这里我们重点研究下 #1, #3, #4 三步, 这三步你需要在 SDK 中准备好数据结构和格式, 格式不对前后是接不起来的.

1. Raw Data

原始数据用 Python Dictionary 的形式保存. 一条数据就是一个 Dict.

{"id": "1", "value": random.randint(1, 100)}
{"id": "2", "value": random.randint(1, 100)}
{"id": "3", "value": random.randint(1, 100)}

put_records 把数据发送给 Data Stream:

# -*- coding: utf-8 -*-

import boto3
import json
import random
from rich import print as rprint

boto_ses = boto3.session.Session()
k_client = boto_ses.client("kinesis")

stream_name = "sanhe-dev"

# Ref: https://boto3.amazonaws.com/v1/documentation/api/latest/reference/services/kinesis.html#Kinesis.Client.put_records
raw_records = [
    {"id": str(i), "value": random.randint(1, 100)}
    for i in range(21, 21+10)
]

kin_records = [
    dict(
        Data=(json.dumps(raw_record) + "\n").encode("utf-8"),
        PartitionKey=raw_record["id"],
    )
    for raw_record in raw_records
]

response = k_client.put_records(
    Records=kin_records,
    StreamName=stream_name,
)

rprint(response)

3, 4. Transformation Lambda Function

# -*- coding: utf-8 -*-

"""
The lambda function that transform records pass through kinesis firehouse
"""

import json
import base64


def lambda_handler(event, context):
    """
    ``event`` example::

        {
            "invocationId": "invocationIdExample",
            "deliveryStreamArn": "arn:aws:kinesis:EXAMPLE",
            "region": "us-east-1",
            "records": [
                {
                    "recordId": "49546986683135544286507457936321625675700192471156785154",
                    "approximateArrivalTimestamp": 1495072949453,
                    "data": "SGVsbG8sIHRoaXMgaXMgYSB0ZXN0IDEyMy4="
                },
                ...
            ]
        }

    return example::

        {
            "records": [
                {
                    "recordId": "49546986683135544286507457936321625675700192471156785154",
                    "result": "OK",
                    "data": "SGVsbG8sIHRoaXMgaXMgYSB0ZXN0IDEyMy4="
                }
            ]
        }
    """
    output = []

    for record in event["records"]:
        print(record["recordId"])
        # convert the data back to raw data
        raw_record = json.loads(base64.b64decode(record["data"].encode("utf-8")))

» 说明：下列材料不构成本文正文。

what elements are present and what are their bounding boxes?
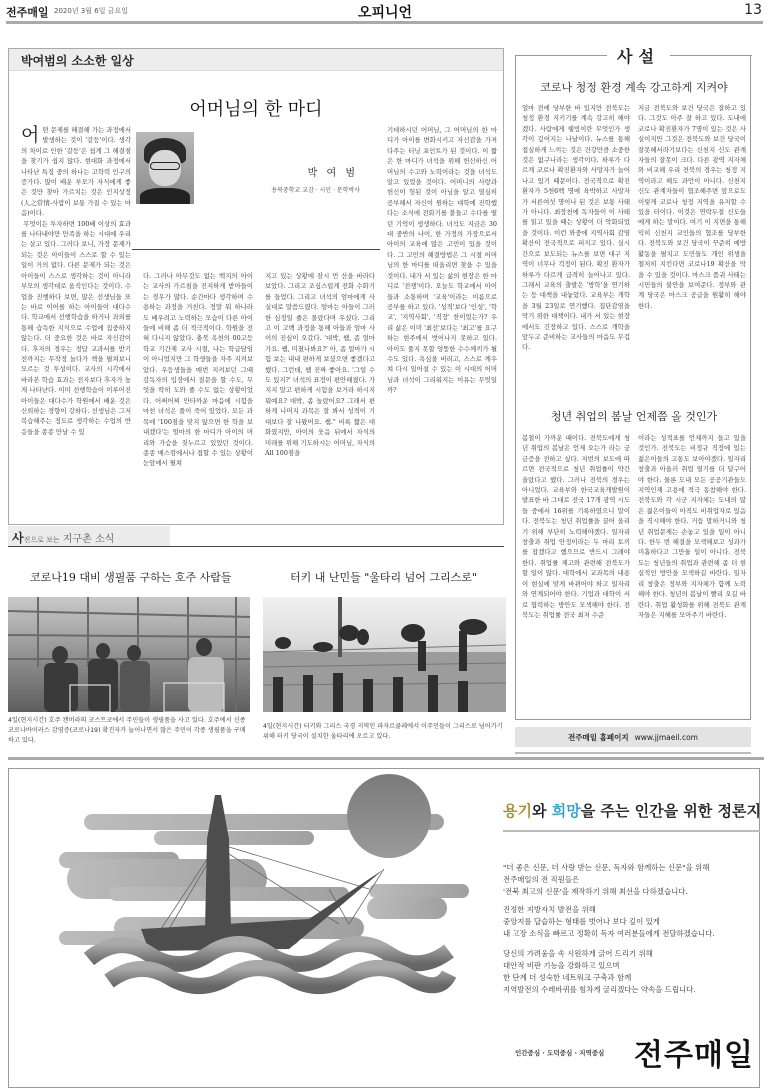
masthead: 전주매일 2020년 3월 6일 금요일 오피니언 13 <box>6 0 764 22</box>
editorial-box: 코로나 청정 환경 계속 강고하게 지켜야 얼마 전에 당부한 바 있지만 전북… <box>515 55 751 720</box>
photo-title-1: 코로나19 대비 생필품 구하는 호주 사람들 <box>30 569 232 585</box>
photo-news-header: 사진으로 보는 지구촌 소식 <box>8 526 170 546</box>
editorial-title-2: 청년 취업의 봄날 언제쯤 올 것인가 <box>516 408 752 424</box>
author-name: 박 여 범 <box>308 164 358 179</box>
column-text-col1: 어떤 문제를 해결해 가는 과정에서 발생하는 것이 '갈등'이다. 생각의 차… <box>21 125 131 517</box>
homepage-label: 전주매일 홈페이지 <box>568 733 629 742</box>
author-photo <box>136 132 194 204</box>
ad-slogan: 용기와 희망을 주는 인간을 위한 정론지 <box>503 800 761 821</box>
ad-tagline: 인간중심 · 도덕중심 · 지역중심 <box>515 1048 604 1057</box>
ad-paragraph-1: "더 좋은 신문, 더 사랑 받는 신문, 독자와 함께하는 신문"을 위해 전… <box>503 862 709 898</box>
ad-paragraph-3: 당신의 가려움을 속 시원하게 긁어 드리기 위해 대안적 비판 기능을 강화하… <box>503 948 696 996</box>
column-text-col3: 지고 있는 상황에 잠시 먼 산을 바라다보았다. 그리고 조심스럽게 전화 수… <box>265 271 375 517</box>
pen-ship-illustration <box>29 769 489 1029</box>
photo-caption-1: 4일(현지시간) 호주 캔버라의 코스트코에서 주민들이 생필품을 사고 있다.… <box>8 716 250 746</box>
section-title: 오피니언 <box>6 2 764 22</box>
column-series: 박여범의 소소한 일상 <box>9 49 503 71</box>
column-text-col4: 기대하시던 어머님, 그 어머님의 한 마디가 아이를 변화시키고 자신감을 가… <box>387 125 497 517</box>
costco-shoppers-photo <box>8 597 250 712</box>
page-number: 13 <box>744 2 762 18</box>
ad-logo: 전주매일 <box>634 1030 754 1074</box>
homepage-banner[interactable]: 전주매일 홈페이지www.jjmaeil.com <box>515 727 751 747</box>
border-fence-illustration <box>263 597 506 712</box>
author-role: 용북중학교 교감 · 시인 · 문학박사 <box>271 185 360 194</box>
editorial-title-1: 코로나 청정 환경 계속 강고하게 지켜야 <box>516 79 752 95</box>
editorial-1-col2: 지금 전북도와 보건 당국은 잘하고 있다. 그것도 아주 잘 하고 있다. 도… <box>638 103 746 396</box>
photo-title-2: 터키 내 난민들 "울타리 넘어 그리스로" <box>290 569 477 585</box>
top-rule <box>6 21 763 24</box>
dropcap: 어 <box>21 126 39 144</box>
column-article: 박여범의 소소한 일상 어머님의 한 마디 어떤 문제를 해결해 가는 과정에서… <box>8 48 504 525</box>
editorial-2-col1: 봄철이 가까운 때이다. 전북도에게 청년 취업의 봄날은 언제 오는가 라는 … <box>522 433 630 713</box>
author-block: 박 여 범 용북중학교 교감 · 시인 · 문학박사 <box>132 132 380 250</box>
photo-caption-2: 4일(현지시간) 터키와 그리스 국경 지역인 파자르쿨레에서 이주민들이 그리… <box>263 722 506 742</box>
homepage-url[interactable]: www.jjmaeil.com <box>635 733 698 742</box>
editorial-1-col1: 얼마 전에 당부한 바 있지만 전북도는 청정 환경 지키기를 계속 강고히 해… <box>522 103 630 396</box>
column-title: 어머님의 한 마디 <box>9 95 503 121</box>
shelves-illustration <box>8 597 250 712</box>
editorial-2-col2: 이라는 성적표를 언제까지 들고 있을 것인가. 전북도는 비정규 직장에 있는… <box>638 433 746 713</box>
column-text-col2: 다. 그러나 아무것도 없는 백지의 아이는 교사의 가르침을 진지하게 받아들… <box>143 271 253 517</box>
turkey-border-photo <box>263 597 506 712</box>
ad-paragraph-2: 진정한 지방자치 발전을 위해 중앙지를 답습하는 형태를 벗어나 보다 깊이 … <box>503 904 715 940</box>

        # Do custom processing on the payload here
        transformed_record = raw_record
        transformed_record["value"] = transformed_record["value"] * 100

        # convert transformed data to output
        output_record = {
            "recordId": record["recordId"],
            "result": "Ok", # "OK" | "Dropped" | "ProcessingFailed"
            "data": base64.b64encode((json.dumps(transformed_record) + "\n").encode('utf-8'))
        }
        output.append(output_record)

    print('Successfully processed {} records.'.format(len(event['records'])))

    return {"records": output}

5. Data in Destination

最终 Delivery Stream 会把每个 record 恢复成 binary, 然后连续拼接在一起, 最终形成一个大的 binary 文件.

由于我们这里的数据其实是 JSON encoded string, 所以最后的文件可以被解读为 pure text json file.

{"id": "1", "value": 3100}{"id": "2", "value": 2800}{"id": "3", "value": 4200}

Summary

Serialization Protocol

Kinesis 用的是 binary protocol. 虽然我们可以用 json string protocol, 但是在转换过程中会有效率问题, 例如 binary 数据你要用 json serialize 就得先转化成 base64 encode. 然后 dump 之后变成了 binary, 又要经过一次 base64 encode. 这样会造成较大的资源浪费. 如果能用基于 binary 的 serialization protocol, 例如 pickle, google 的 protocol buffer / flatbuffer 等格式, 效率会更高, 不过编程起来会麻烦一点.